Siham had been imprisoned once before in July 2005 and was subsequently sentenced to 11 months incarceration. She was released in May 2006.
 
DETENTION CONDITIONS
During Siham’s first night in detention with the general population at Hasharon prison, she was forced to sleep on an iron bed without a mattress. The following night, she was brought a mattress and sheets, which she reports had “a terrible smell and were extremely dirty”. According to Addameer lawyers, Siham was placed at first in an extremely cold room, without any natural sunlight. The only window in the room was overlooking another wing of the prison complex, making it impossible for Siham to differentiate night from day. Whereas Israeli criminal prisoners were allowed recreation time during the entire day, she, by comparison, was only allowed to leave her room for one hour of recreation daily. Until her Addameer lawyer visited her on 4 April 2009, she did not have a single change of clean clothes, as the family was prevented from sending her a parcel and the prison administration failed to provide her with any clean clothes.

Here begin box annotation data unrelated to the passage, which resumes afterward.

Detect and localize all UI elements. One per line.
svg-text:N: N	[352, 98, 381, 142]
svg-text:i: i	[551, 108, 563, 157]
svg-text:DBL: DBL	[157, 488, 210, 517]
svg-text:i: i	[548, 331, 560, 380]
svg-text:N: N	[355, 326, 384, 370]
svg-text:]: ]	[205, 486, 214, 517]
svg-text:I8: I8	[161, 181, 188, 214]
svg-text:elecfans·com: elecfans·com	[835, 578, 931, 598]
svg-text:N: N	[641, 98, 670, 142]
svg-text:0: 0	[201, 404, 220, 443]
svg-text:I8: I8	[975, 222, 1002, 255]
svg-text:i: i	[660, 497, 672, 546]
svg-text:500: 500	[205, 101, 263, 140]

As mentioned, Siham was subsequently transferred to the prison section for “security prisoners”, and is now held with three other women in a room that she describes as “humid and not fit for human beings”.
 
PERSONAL INFORMATION
Before her arrest, Siham had been a student of Social Counseling at the Al-Quds Open University in Hebron. She had completed three years of her program and had one year remaining. However, an interruption in her studies following her imprisonment in 2005, combined with a downturn in the family’s finances forced Siham to abandon her education shy of her degree. Immediately prior to her arrest, she worked in a student counseling office in Hebron, and intended to use her education in order to support Palestinian prisoners.
 
The Family
The morning after Siham’s arrest, at 10:00 a.m., her brothers and father presented themselves for interrogation at Etzyon detention center in fulfillment of the ISA’s request. Only Ibrahim was not present, given that he had just finished his night shift at the hospital. An ISA officer then called the family home, saying that if Ibrahim failed to come as well, neither his brothers nor his father would be released. Indeed, they were only allowed to leave at 4:30 that afternoon, when Ibrahim finally arrived. Ibrahim was immediately arrested and was detained for two weeks before being released.
 
Like Siham, Ibrahim had also experienced imprisonment before: for a time in 1993; between 2002-2005, during which time no member of the family was allowed to visit him; and, lastly, he was placed under administrative detention for a period of one year between 2007 and 2008.